Надо полагать, что эти мероприятия произвели самое сильное впечатление на аульную массу, вызвали своего рода взрыв мозга у беднейших и небогатых слоев кочевников. Они вдруг увидели, что баи, перед которыми они снимали шапку, которым кланялись и исполняли любой их каприз, практически бессильны перед этой новой властью. Насколько это потрясло их, можно проиллюстрировать таким примером. У киргизов был обычай, что даже джигит или аткамнер не мог проехать по байскому аулу верхом на лошади; он должен был идти пешком. Подобный обычай, должно быть, существовал и у казахов. Теперь же рядовые кочевники безо всякого почтения завладели и скотом из байских стад, и байскими пастбищами. Самого бая вскоре стали гнать из аула куда подальше. Это было феноменальное, прежде непредставимое унижение байства в глазах аульных масс. Это, вне всякого сомнения, вызвало многочисленные случаи насмешек над баями и открытого им неповиновения, отказа исполнять байские приказы.

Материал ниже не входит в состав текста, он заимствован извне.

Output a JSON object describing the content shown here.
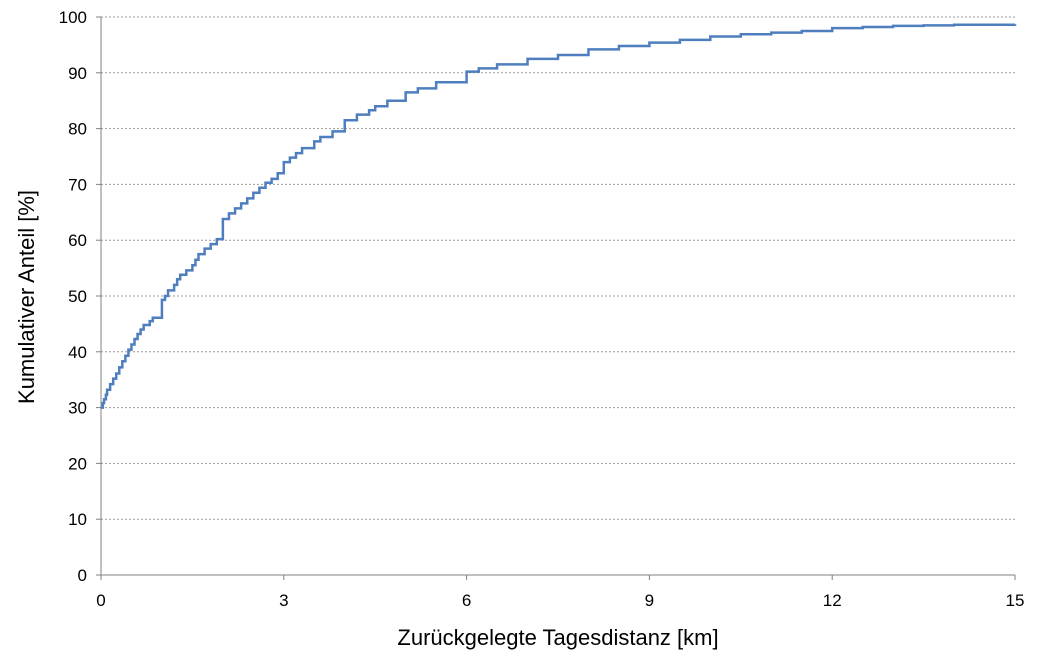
{
  "chart_data": {
    "type": "line",
    "title": "",
    "xlabel": "Zurückgelegte Tagesdistanz [km]",
    "ylabel": "Kumulativer Anteil [%]",
    "xlim": [
      0,
      15
    ],
    "ylim": [
      0,
      100
    ],
    "xticks": [
      0,
      3,
      6,
      9,
      12,
      15
    ],
    "yticks": [
      0,
      10,
      20,
      30,
      40,
      50,
      60,
      70,
      80,
      90,
      100
    ],
    "grid": {
      "horizontal": true,
      "vertical": false,
      "style": "dotted"
    },
    "legend": "none",
    "colors": {
      "line": "#4F7EBF",
      "grid": "#9a9a9a",
      "axis": "#808080"
    },
    "series": [
      {
        "step": true,
        "x": [
          0,
          0.03,
          0.05,
          0.08,
          0.1,
          0.15,
          0.2,
          0.25,
          0.3,
          0.35,
          0.4,
          0.45,
          0.5,
          0.55,
          0.6,
          0.65,
          0.7,
          0.8,
          0.85,
          0.9,
          1.0,
          1.05,
          1.1,
          1.2,
          1.25,
          1.3,
          1.4,
          1.5,
          1.55,
          1.6,
          1.7,
          1.8,
          1.9,
          2.0,
          2.1,
          2.2,
          2.3,
          2.4,
          2.5,
          2.6,
          2.7,
          2.8,
          2.9,
          3.0,
          3.1,
          3.2,
          3.3,
          3.5,
          3.6,
          3.8,
          4.0,
          4.2,
          4.4,
          4.5,
          4.7,
          5.0,
          5.2,
          5.5,
          6.0,
          6.2,
          6.5,
          7.0,
          7.5,
          8.0,
          8.5,
          9.0,
          9.5,
          10.0,
          10.5,
          11.0,
          11.5,
          12.0,
          12.5,
          13.0,
          13.5,
          14.0,
          15.0
        ],
        "y": [
          30,
          30.8,
          31.5,
          32.3,
          33.2,
          34.2,
          35.2,
          36.1,
          37.2,
          38.3,
          39.3,
          40.4,
          41.3,
          42.3,
          43.2,
          44.0,
          44.8,
          45.5,
          46.1,
          46.1,
          49.3,
          50.0,
          51.0,
          52.0,
          53.0,
          53.8,
          54.6,
          55.5,
          56.5,
          57.5,
          58.5,
          59.3,
          60.2,
          63.8,
          64.8,
          65.7,
          66.6,
          67.5,
          68.5,
          69.4,
          70.3,
          71.0,
          72.0,
          74.0,
          74.8,
          75.6,
          76.5,
          77.7,
          78.5,
          79.5,
          81.5,
          82.5,
          83.3,
          84.0,
          85.0,
          86.5,
          87.2,
          88.3,
          90.2,
          90.8,
          91.5,
          92.5,
          93.2,
          94.2,
          94.8,
          95.4,
          95.9,
          96.5,
          96.9,
          97.2,
          97.5,
          98.0,
          98.2,
          98.4,
          98.5,
          98.6,
          98.7
        ]
      }
    ]
  }
}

Разумеется, что все это произошло не сразу и не в один момент. Все же старые традиции еще цепко держали казахскую массу, да и уровень их грамотности, в частности политической грамотности, не позволял рядовым казахам, даже всей душой вставшим на сторону советской власти, стать последовательными и стойкими борцами за ее утверждение и укрепление в ауле. Поначалу кочевники колебались между баем и большевиками, в частности, это выразилось в том, что после завершения передела земли 11–12 % бедняцких хозяйств, у которых не было возможности обрабатывать землю и использовать по малоскотности сенокосы, сдавали 70 % площади арендованной пашни и 51 % площади арендованных сенокосов[134]
. Отмечались также многочисленные случаи возврата скота, конфискованного у баев. Но все же взлом прежнего байского господства состоялся.Несомненно было и другое важное последствие конфискации байства — симпатии значительной части казахов качнулись на сторону советской власти. Это неудивительно. Люди вообще охотнее становятся на сторону сильного, а тут еще появилась возможность поквитаться с баями за прошлые унижения и обиды, за бесправие и за почти открытый грабеж. Многие уполномоченные из казахов, очевидно, этой возможностью воспользовались сполна. Вчерашнего бесправного батрака, получившего мандат и наган, ничто не могло остановить от перегибов, как и уполномоченных из бедноты в русских и украинских деревнях, которые пошли раскулачивать кулаков или тех, кого они считали кулаками.
Из этого также следует, что мероприятия советской власти в ауле, в частности оседание и коллективизацию, значительная часть казахов встретила с одобрением и воодушевлением. Еще бы! Эти люди уже получили от советской власти то, о чем раньше не смели и мечтать: скот, пастбища, пашни, весьма умеренное налоговое обложение, особенно по сравнению с байскими поборами. Почему это в их глазах колхозы и оседание должны были быть чем-то плохим и неприемлемым? Да конечно, нужно поселиться оседло и вступить в колхозы!
И отсюда же следует другая, очень важная для нашей темы мысль: для казахского байства врагами становились не только большевики, но и та часть казахских кочевников, которая фактически перешла на сторону советской власти. Только если советской власти бай вряд ли мог что-то сделать, то вот сторонникам большевиков и советской власти в ауле бай мог нанести большой ущерб, и в этом состояла его основная линия борьбы.
То, что бай мало что мог сделать советской власти, — это результат борьбы. Первоначально же казахское байство вполне искренне считало, что оно в состоянии свергнуть советскую власть и прогнать большевиков, для чего в период сплошной коллективизации организовало целый ряд восстаний, 372 массовых восстания и выступления, если быть точным. Правильнее их было бы назвать мятежами, хотя, впрочем, ладно — пусть будут восстания.